What I mean by that is parties are unlikely to reform themselves and suddenly become adept at organising themselves at the grass-roots level. That boat has long sailed, since the 1970s to be precise, and the chances of it returning are low. Instead, it is demography and economic transformation that is likely to herald this change. The first one is fairly simple — increased urbanisation means that the electorate is moving away, slowly and gradually but surely, from being beholden to influential rural elites to becoming associated with party identities in urban spaces.

The second one is a bit more complex but at its heart lies the role of the private media and the creation of a national media market. The development of partisan identity and the salience of parties as institutions has certainly increased because of electronic and social media. People now recognise leaders, their second-tier associates and what they say or do on a regular basis. More importantly, the same images and sounds are shared across the country. It was this across-the-nation media coverage that propelled Imran Khan’s PTI to become the second-largest vote-getter in 2013 in areas where the party had previously been completely absent. It is the same driver of PMLN’s popularity in parts of Punjab that still remain physically untouched by Shehbaz Sharif’s vision of development.
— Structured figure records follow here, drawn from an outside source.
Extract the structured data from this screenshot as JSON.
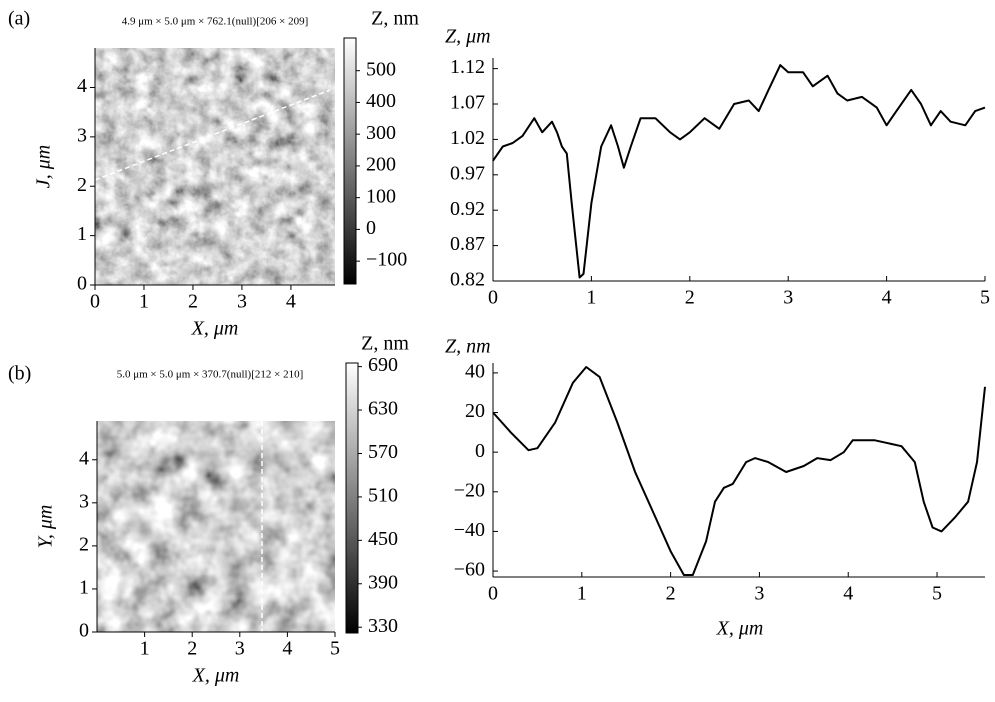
{
  "chart_data": [
    {
      "type": "image",
      "panel": "(a)",
      "title": "4.9 μm × 5.0 μm × 762.1(null)[206 × 209]",
      "xlabel": "X, μm",
      "ylabel": "J, μm",
      "xlim": [
        0,
        4.9
      ],
      "ylim": [
        0,
        4.8
      ],
      "xticks": [
        0,
        1,
        2,
        3,
        4
      ],
      "yticks": [
        0,
        1,
        2,
        3,
        4
      ],
      "colorbar": {
        "label": "Z, nm",
        "lim": [
          -172,
          603
        ],
        "ticks": [
          {
            "value": -100,
            "label": "−100"
          },
          0,
          100,
          200,
          300,
          400,
          500
        ]
      }
    },
    {
      "type": "line",
      "ylabel": "Z, μm",
      "xlim": [
        0,
        5
      ],
      "ylim": [
        0.82,
        1.135
      ],
      "xticks": [
        0,
        1,
        2,
        3,
        4,
        5
      ],
      "yticks": [
        0.82,
        0.87,
        0.92,
        0.97,
        1.02,
        1.07,
        1.12
      ],
      "color": "#000000",
      "x": [
        0,
        0.1,
        0.2,
        0.3,
        0.42,
        0.5,
        0.6,
        0.65,
        0.7,
        0.75,
        0.8,
        0.88,
        0.92,
        1.0,
        1.1,
        1.2,
        1.27,
        1.33,
        1.4,
        1.5,
        1.65,
        1.8,
        1.9,
        2.0,
        2.15,
        2.3,
        2.45,
        2.6,
        2.7,
        2.8,
        2.92,
        3.0,
        3.15,
        3.25,
        3.4,
        3.5,
        3.6,
        3.75,
        3.9,
        4.0,
        4.1,
        4.25,
        4.35,
        4.45,
        4.55,
        4.65,
        4.8,
        4.9,
        5.0
      ],
      "values": [
        0.99,
        1.01,
        1.015,
        1.025,
        1.05,
        1.03,
        1.045,
        1.03,
        1.01,
        1.0,
        0.93,
        0.825,
        0.83,
        0.93,
        1.01,
        1.04,
        1.01,
        0.98,
        1.01,
        1.05,
        1.05,
        1.03,
        1.02,
        1.03,
        1.05,
        1.035,
        1.07,
        1.075,
        1.06,
        1.09,
        1.125,
        1.115,
        1.115,
        1.095,
        1.11,
        1.085,
        1.075,
        1.08,
        1.065,
        1.04,
        1.06,
        1.09,
        1.07,
        1.04,
        1.06,
        1.045,
        1.04,
        1.06,
        1.065
      ]
    },
    {
      "type": "image",
      "panel": "(b)",
      "title": "5.0 μm × 5.0 μm × 370.7(null)[212 × 210]",
      "xlabel": "X, μm",
      "ylabel": "Y, μm",
      "xlim": [
        0,
        5
      ],
      "ylim": [
        0,
        4.9
      ],
      "xticks": [
        1,
        2,
        3,
        4,
        5
      ],
      "yticks": [
        0,
        1,
        2,
        3,
        4
      ],
      "colorbar": {
        "label": "Z, nm",
        "lim": [
          322,
          695
        ],
        "ticks": [
          330,
          390,
          450,
          510,
          570,
          630,
          690
        ]
      }
    },
    {
      "type": "line",
      "ylabel": "Z, nm",
      "xlabel": "X, μm",
      "xlim": [
        0,
        5.54
      ],
      "ylim": [
        -63,
        45
      ],
      "xticks": [
        0,
        1,
        2,
        3,
        4,
        5
      ],
      "yticks": [
        {
          "value": -60,
          "label": "−60"
        },
        {
          "value": -40,
          "label": "−40"
        },
        {
          "value": -20,
          "label": "−20"
        },
        0,
        20,
        40
      ],
      "color": "#000000",
      "x": [
        0,
        0.2,
        0.4,
        0.5,
        0.7,
        0.9,
        1.05,
        1.2,
        1.4,
        1.6,
        1.8,
        2.0,
        2.15,
        2.25,
        2.4,
        2.5,
        2.6,
        2.7,
        2.85,
        2.95,
        3.1,
        3.3,
        3.5,
        3.65,
        3.8,
        3.95,
        4.05,
        4.3,
        4.6,
        4.75,
        4.85,
        4.95,
        5.05,
        5.2,
        5.35,
        5.45,
        5.54
      ],
      "values": [
        20,
        10,
        1,
        2,
        15,
        35,
        43,
        38,
        15,
        -10,
        -30,
        -50,
        -62,
        -62,
        -45,
        -25,
        -18,
        -16,
        -5,
        -3,
        -5,
        -10,
        -7,
        -3,
        -4,
        0,
        6,
        6,
        3,
        -5,
        -25,
        -38,
        -40,
        -33,
        -25,
        -5,
        33
      ]
    }
  ]
}
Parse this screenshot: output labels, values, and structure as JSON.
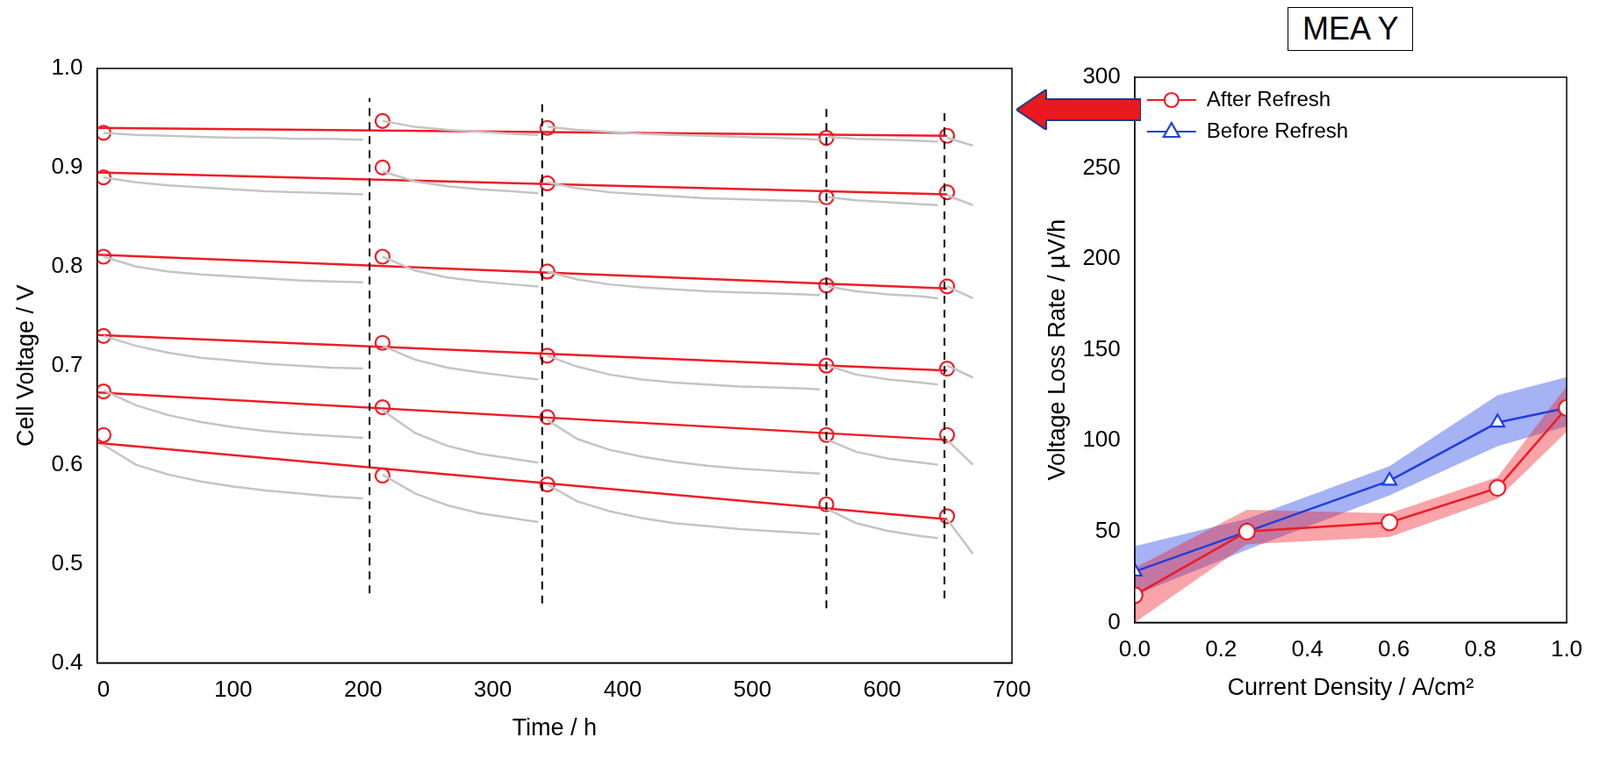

Naturally, this remains a hypothesis. A truly national and unified media market may be around the corner but we cannot be fully certain that it will change the voter-candidate relation in favour of the party. There are, however, glimpses of this happening already and the media could prove to be an important arbiter in the future as well.

Till then, it seems that political discourse and electoral reality will remain wedded to the electability of candidates as well as to the parties that seem to be in pursuit of these candidates.


Correction: In a previous version of the story, we stated that independent candidates "polled 2.72 million votes from across Pakistan but only 12 of them – all from the tribal areas where political parties were not allowed to contest at the time – could win the poll". However, 24 of them won the poll but half of them were from the tribal areas where political parties were not allowed to contest at the time. We apologise for this error.


The writer is a columnist for daily Dawn and a senior consultant responsible for conducting the Periodic Economy Analysis (PEA) for the programme Consolidating Democracy In Pakistan (CDIP).